In "The Book of Numbers" by John H. Conway, pg. 299, he discusses the application of surreal numbers to quantifying the growth rate of functions.
He gives the following correspondences: $$\begin{aligned} \frac{1}{ω}&&\cdots&&&\ln x \\ n&&\cdots&&&x^n&&(n\text{ real}) \\ ω&&\cdots&&&e^x \\ ω + n &&\cdots&&&x^n e^x \\ nω &&\cdots&&&e^{nx} \\ ω^n &&\cdots&&&e^{x^n} \\ ω^ω &&\cdots&&&e^{e^x} \\ ω^{ω^ω} &&\cdots&&&e^{e^{e^x}} \\ ω^{ω^{ω^ω}} &&\cdots&&&e^{e^{e^{e^x}}} \\ \end{aligned}$$
Now here is my question:
The next number after an arbitrary number of $ω$'s should be $\epsilon_0$. But what should the corresponding function be? Obviously an infinitely nested exponential would diverge. I'm thinking it might be tetration. i.e.

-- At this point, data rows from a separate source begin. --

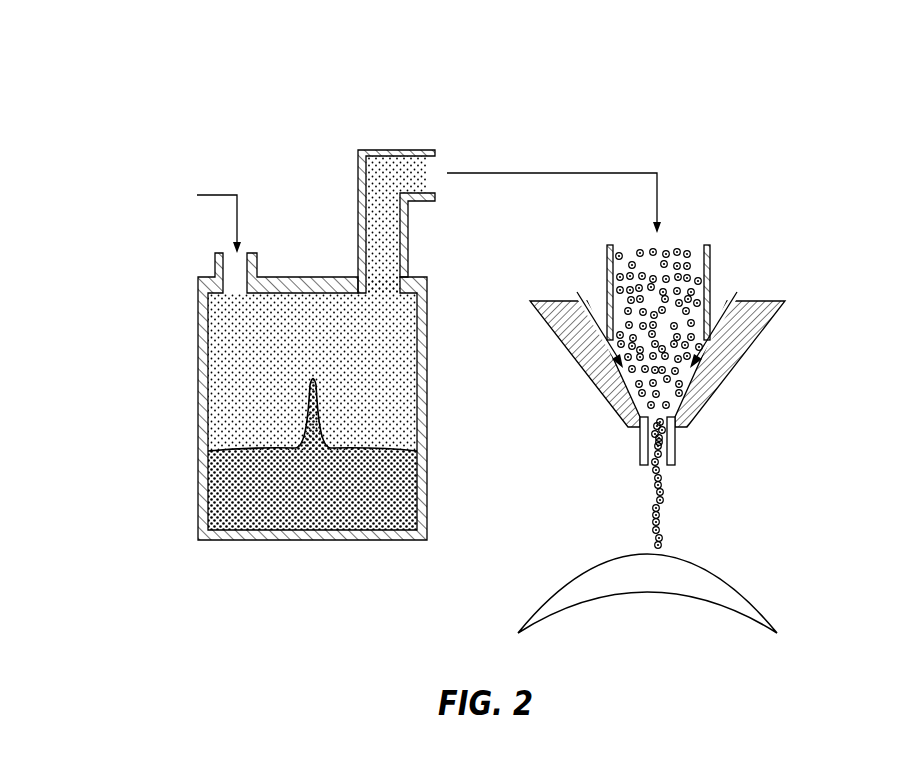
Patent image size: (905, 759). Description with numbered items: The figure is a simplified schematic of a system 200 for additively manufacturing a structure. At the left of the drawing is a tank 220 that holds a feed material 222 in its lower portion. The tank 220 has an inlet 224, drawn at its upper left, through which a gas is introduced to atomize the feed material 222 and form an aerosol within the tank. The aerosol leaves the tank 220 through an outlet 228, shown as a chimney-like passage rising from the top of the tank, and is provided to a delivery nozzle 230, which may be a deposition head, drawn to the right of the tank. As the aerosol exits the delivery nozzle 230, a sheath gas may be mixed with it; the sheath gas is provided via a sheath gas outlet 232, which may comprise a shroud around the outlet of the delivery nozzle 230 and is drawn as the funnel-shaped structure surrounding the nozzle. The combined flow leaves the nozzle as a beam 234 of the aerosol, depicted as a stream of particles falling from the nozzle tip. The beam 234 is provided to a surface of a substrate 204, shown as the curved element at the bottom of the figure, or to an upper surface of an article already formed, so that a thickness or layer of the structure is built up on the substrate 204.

The system 200 is at (170, 112).
The substrate 204 is at (740, 593).
The tank 220 is at (199, 365).
The feed material 222 is at (227, 493).
The inlet 224 is at (199, 218).
The outlet 228 is at (403, 167).
The delivery nozzle 230 is at (668, 268).
The sheath gas outlet 232 is at (659, 348).
The beam 234 is at (665, 493).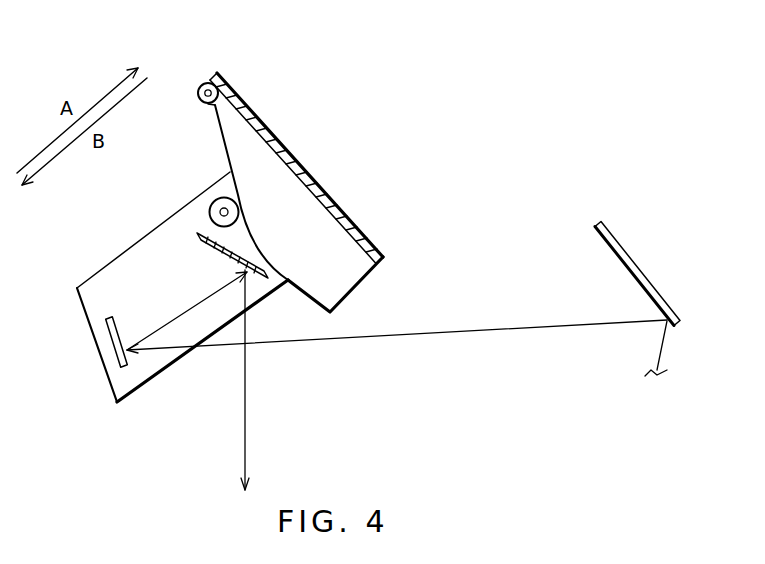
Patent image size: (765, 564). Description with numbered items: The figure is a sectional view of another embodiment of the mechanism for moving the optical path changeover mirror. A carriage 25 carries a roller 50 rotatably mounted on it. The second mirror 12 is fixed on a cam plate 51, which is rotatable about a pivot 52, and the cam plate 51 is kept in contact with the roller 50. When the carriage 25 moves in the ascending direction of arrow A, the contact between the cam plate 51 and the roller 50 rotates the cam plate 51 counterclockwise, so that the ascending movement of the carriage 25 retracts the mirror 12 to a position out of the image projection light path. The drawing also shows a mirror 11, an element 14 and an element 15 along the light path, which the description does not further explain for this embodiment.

The mirror 11 is at (642, 270).
The second mirror 12 is at (268, 130).
The light source 14 is at (104, 349).
The mirror 15 is at (193, 240).
The carriage 25 is at (155, 363).
The roller 50 is at (211, 205).
The cam plate 51 is at (357, 272).
The pivot 52 is at (209, 85).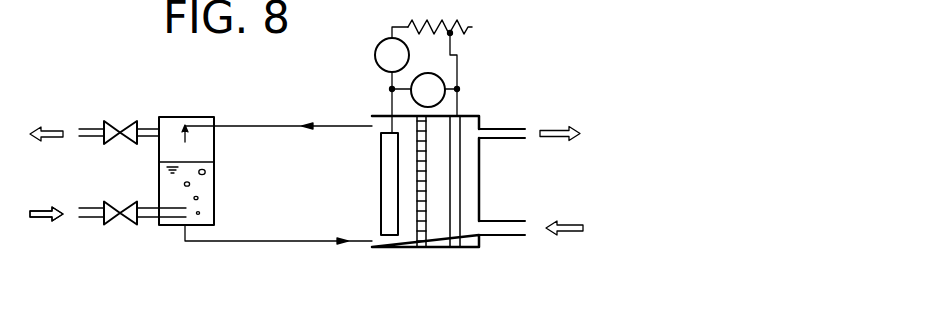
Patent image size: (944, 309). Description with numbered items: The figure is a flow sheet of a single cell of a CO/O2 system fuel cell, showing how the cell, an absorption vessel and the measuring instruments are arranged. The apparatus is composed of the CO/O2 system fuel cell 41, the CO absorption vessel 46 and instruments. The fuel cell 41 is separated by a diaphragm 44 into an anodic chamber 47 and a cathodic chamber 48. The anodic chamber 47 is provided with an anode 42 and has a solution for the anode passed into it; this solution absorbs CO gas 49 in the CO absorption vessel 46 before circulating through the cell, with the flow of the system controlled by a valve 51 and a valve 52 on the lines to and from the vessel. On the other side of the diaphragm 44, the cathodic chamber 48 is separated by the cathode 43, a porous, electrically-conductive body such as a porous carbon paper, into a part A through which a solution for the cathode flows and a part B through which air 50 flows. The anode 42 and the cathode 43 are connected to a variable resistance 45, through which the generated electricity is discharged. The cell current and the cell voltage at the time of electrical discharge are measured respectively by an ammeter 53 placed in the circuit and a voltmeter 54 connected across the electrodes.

The CO/O2 system fuel cell 41 is at (404, 254).
The anode 42 is at (381, 160).
The cathode 43 is at (455, 129).
The diaphragm 44 is at (421, 249).
The variable resistance 45 is at (472, 27).
The CO absorption vessel 46 is at (175, 226).
The anodic chamber 47 is at (376, 244).
The cathodic chamber 48 is at (441, 247).
The CO gas 49 is at (50, 221).
The air 50 is at (567, 236).
The valve 51 is at (119, 226).
The valve 52 is at (113, 121).
The ammeter 53 is at (375, 52).
The voltmeter 54 is at (443, 81).
The part A is at (473, 179).
The part B is at (440, 210).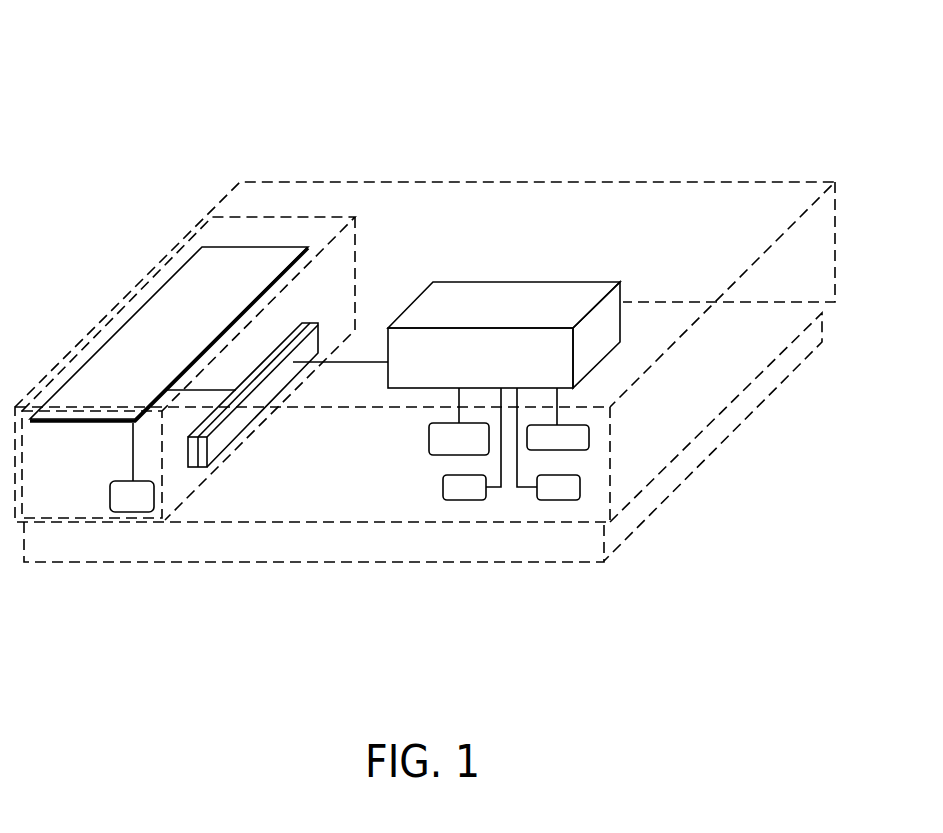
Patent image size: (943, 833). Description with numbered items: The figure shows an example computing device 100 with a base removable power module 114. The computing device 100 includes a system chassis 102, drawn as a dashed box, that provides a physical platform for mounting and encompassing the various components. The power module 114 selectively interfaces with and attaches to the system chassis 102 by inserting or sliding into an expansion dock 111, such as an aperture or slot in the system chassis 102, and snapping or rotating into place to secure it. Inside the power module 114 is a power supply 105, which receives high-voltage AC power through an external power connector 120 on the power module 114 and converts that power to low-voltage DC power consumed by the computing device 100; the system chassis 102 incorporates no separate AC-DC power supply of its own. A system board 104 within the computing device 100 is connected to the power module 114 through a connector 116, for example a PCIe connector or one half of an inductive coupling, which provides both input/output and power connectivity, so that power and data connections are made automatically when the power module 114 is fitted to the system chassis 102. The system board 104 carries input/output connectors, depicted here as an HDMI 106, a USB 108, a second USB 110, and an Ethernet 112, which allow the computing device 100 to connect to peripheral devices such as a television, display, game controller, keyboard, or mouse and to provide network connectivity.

The computing device 100 is at (194, 110).
The system chassis 102 is at (726, 248).
The system board 104 is at (497, 380).
The power supply 105 is at (106, 424).
The HDMI 106 is at (430, 453).
The USB 108 is at (465, 500).
The USB 110 is at (580, 488).
The expansion dock 111 is at (93, 510).
The Ethernet 112 is at (589, 437).
The power module 114 is at (172, 250).
The connector 116 is at (217, 458).
The external power connector 120 is at (137, 512).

$$\begin{aligned} \epsilon_0 &&\cdots&&& {^x}e \\ \end{aligned}$$
But this is a hunch. I'm not sure if this is provable. Thoughts?
Conway's correspondences are presented in a very informal way, so it's unclear what one would want to prove there. There is a way to make it formal, but it excludes numbers such as $\varepsilon_0$.
Still, there is a general but conjectural correspondence between surreal numbers and growth rates. In this picture, surreal number do not all correspond to growth rates of real-valued functions (of which there are too few, compared to the multiplicity of surreal numbers). Instead they are growth rates of functions defined on surreal numbers themselves.
In that correspondence, the number $\varepsilon_0$ corresponds to a function $E$ satisfying $E(x+1) = \exp(E(x))$ for all large $x$. So it is a form of tetration.
If you want to learn more about this correspondence, I suggest you read the survey article On numbers, germs and transseries of Aschenbrenner, vdDries and vdHoeven, or the introduction of my thesis "Hyperseries and surreal numbers". You can find both of them online.